Cosa lo rende speciale? Non è una mosca bianca come Noach, ma una fonte di ispirazione, leader lui stesso e padre di una nazione di leader. Ciò che accomuna tutti gli episodi precedenti è il fallimento della responsabilità. Adam e Chawwah scaricano le proprie responsabilità: “Non sono stato io, ma Chawwah”, e Chawwah “non sono stata io, ma il serpente”. Caino nega la responsabilità morale dei propri atti “Sono forse il custode di mio fratello?”. Noach fallisce circa la responsabilità collettiva. Era giusto, ma non fu in grado di influenzare i suoi contemporanei in alcun modo. E’ vero, salva la sua famiglia e gli animali, ma per gli altri non fa nemmeno un tentativo. Avraham mostra di essere molto diverso, esercita la responsabilità personale nei confronti di Lot in occasione della lite fra i pastori e nella successiva guerra fra re, che coinvolge direttamente Lot, che viene rapito. Avraham avrebbe potuto dire “non sono il custode di mio fratello”, così come aveva fatto Qain, ma capisce di avere una responsabilità morale. L’incolumità di Lot riguarda anche lui. Ma stiamo parlando ancora di un suo parente.

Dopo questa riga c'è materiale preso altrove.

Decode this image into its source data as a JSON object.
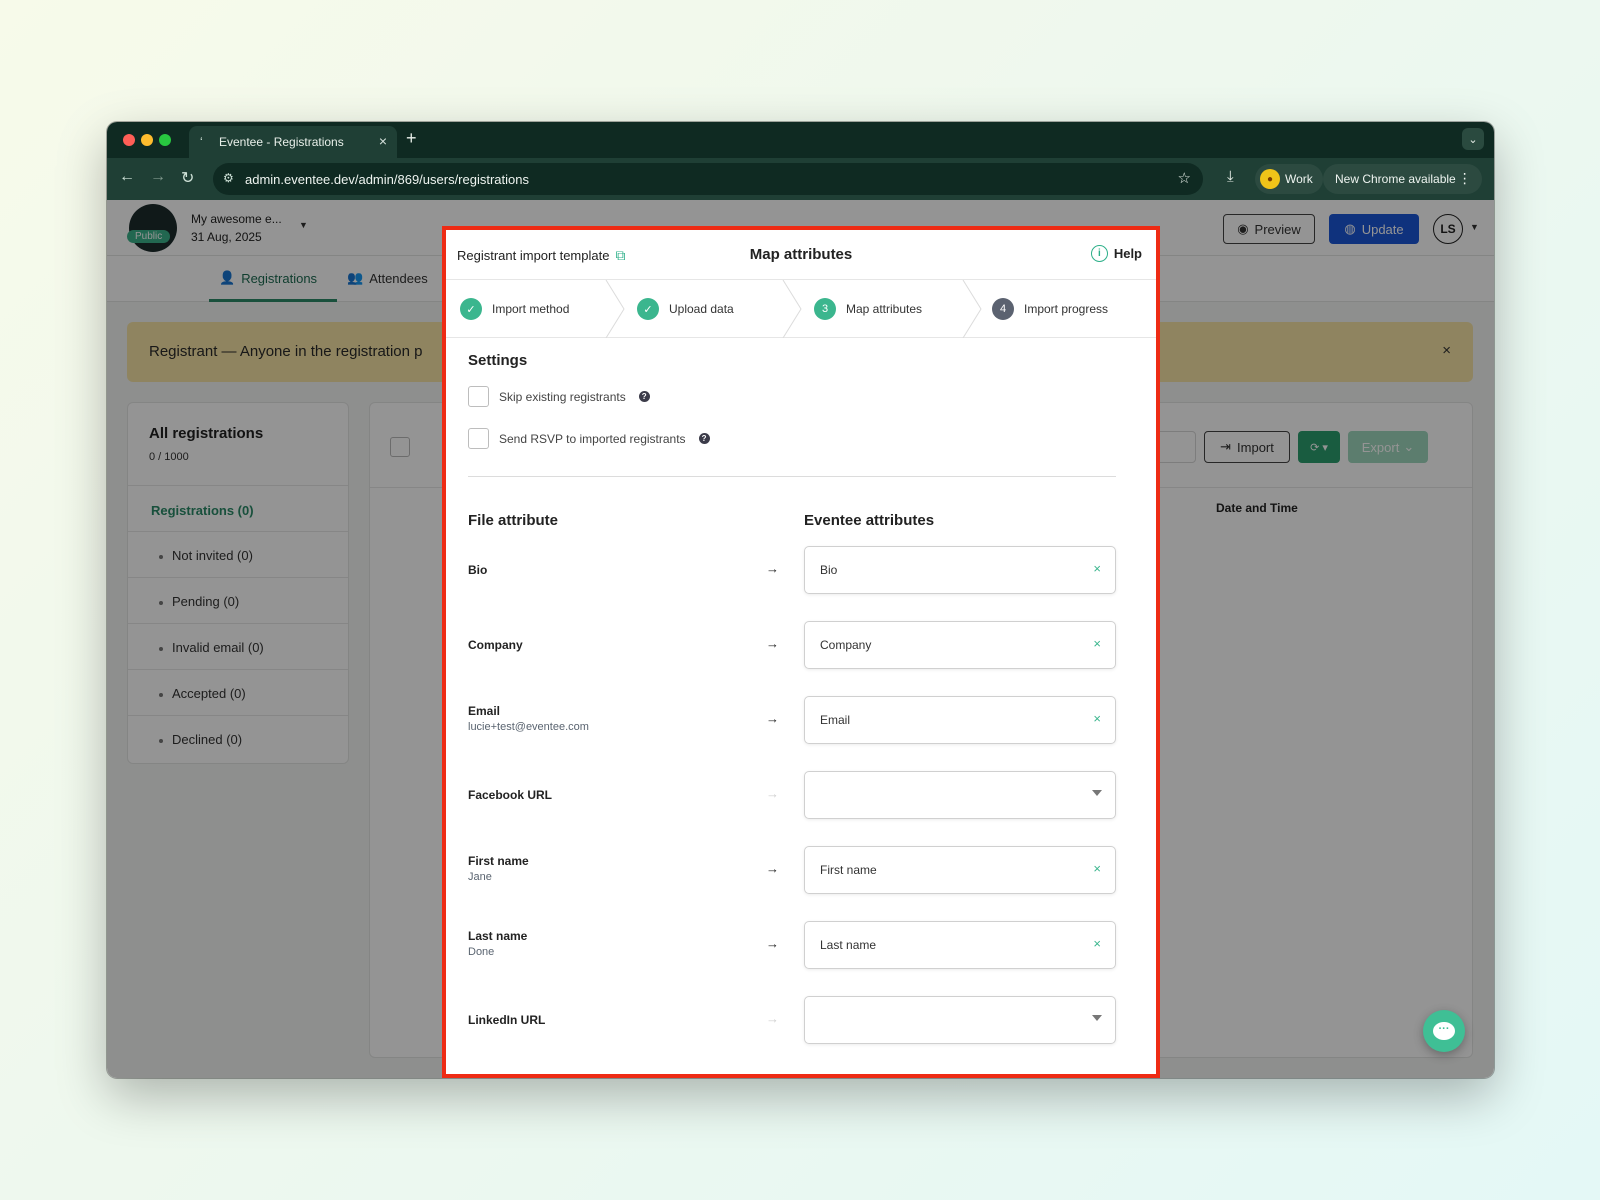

Questo atteggiamento diviene ancora più notevole quando la Torah descrive l’episodio di Sodoma e Gomorra. Ad essere sfidato questa volta è D. Ciò che ci stupisce maggiormente è l’atteggiamento di H., che si chiede come possa nascondere ad Avraham quanto intende fare. Questa affermazione può essere compresa in relazione a quanto avvenne con Noach. Anche in quella occasione infatti H. aveva manifestato a Noach le proprie intenzioni, con la differenza che Noach non protestò, anzi è scritto per ben tre volte che si comportò “come H. aveva comandato”. Noach accettò il verdetto, Avraham protestò, perché aveva compreso cosa volesse dire esercitare la responsabilità collettiva. I Sodomiti non erano suoi fratelli, ma pregò per loro perché aveva compreso il valore della solidarietà umana, così come la espressa John Donne, quando disse “nessun uomo è un’isola”.
Tuttavia rimane una difficoltà: perché D. non vuole nascondere ad Avraham quanto farà? Forse ha bisogno di lui? La risposta è sì, perché Avraham deve essere l’iniziatore di una nuova fede, che non accetta lo status quo umano, ma lo sfida. Per sfidare i governanti umani, come faranno Mosheh e i profeti, Avraham deve mostrare di avere il coraggio di sfidare H. Gli ebrei non accettano il mondo com’è, ma lo sfidano in nome del mondo come dovrebbe essere. Una fede che sfida il mondo piuttosto che accettarlo così com’è. Avraham non è un leader tradizionale. Non era un capo militare e non era a capo di nessuna nazione, ma ha preso su di sè la responsabilità, come si vuole da un leader. Noach camminava con D., Avraham cammina davanti a Lui. E’ un capo, che prende su di sé la responsabilità personale e collettiva.